Iedere keer meen ik je te zien staan op een hoek, aan een bushalte of voor een winkelraam. Maar dan verklapt mijn geheugen me weer dat je nu al bijna een jaar dood bent. En toch… Als ik over het pleintje met de bomen fiets of afstap van bus 3, zie ik jou weer, Paul, jij verwaaide krullenbol. Dan zie ik je weer zitten onder die ene esp, op terras van een Turks café. Na de laatste slok troost hijs je je lijf, moe en zwaar, uit de rieten tuinstoel en sjouw je terug die plastic zak miserie over je schouder mee; gevuld met glazen boterhammen en een goedkoop diner dat je kocht met statiegeld.
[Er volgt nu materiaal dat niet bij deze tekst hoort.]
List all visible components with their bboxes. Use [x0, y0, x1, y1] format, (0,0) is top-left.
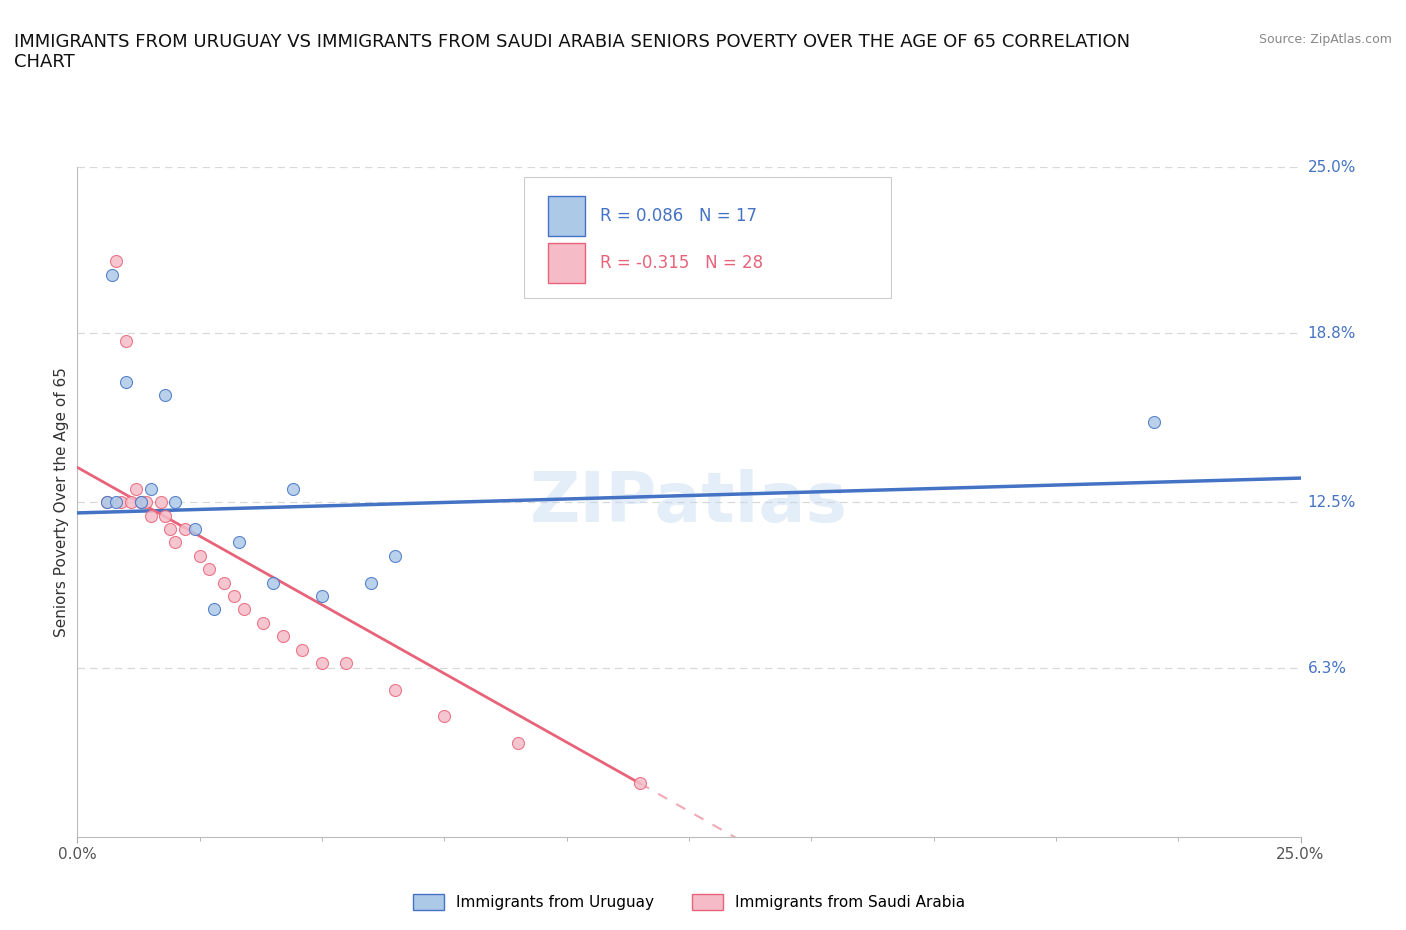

En dan verdwijn je weer, sloom en gelaten, in een van de straten van m’n jeugd, kijkt nog eens knipogend achterom met een blik zonder goesting. De weinige tanden die je nog bezit blinken dan even in die diezelfde cynische glimlach die ook míjn mond soms omkadert en smaalt om de grauwe gekheid van een bitter leven. Weg.
Ach, waar zijn onze gesprekken gebleven over het Antwerps dialect en schunnige ridderromans, over oude liefdes en jonge wijn? Wiens temperament moet ik nu benijden, wie zal mij nog doen lachen om de frustraties over ‘paljassen’ op de tram? Ja, ik lachte vaak om je rauwe verwensingen en je grijze haren die meer wijsheid uitstraalden dan je misschien wel bezat.
Nog een laatste keer fluister ik je stilletjes toe dat je een mooie man was. Groot, gracieus en donker in alle opzichten. Jij vergat de mensen die lachten met wat voor een gedrocht je soms kon zijn. Of op z’n minst geworden was … De ironie zit ‘m echter in het feit dat zij jóu nu niet zullen vergeten. Schaamte valt namelijk moeilijk uit te drukken tegenover een dode man.
Je was een fijne kerel, Paul. Ik mis je vaak, als ik over het pleintje met de bomen fiets of afstap van bus 3 … en met een laatste kus of handgebaar een herinnering aan jou begroet.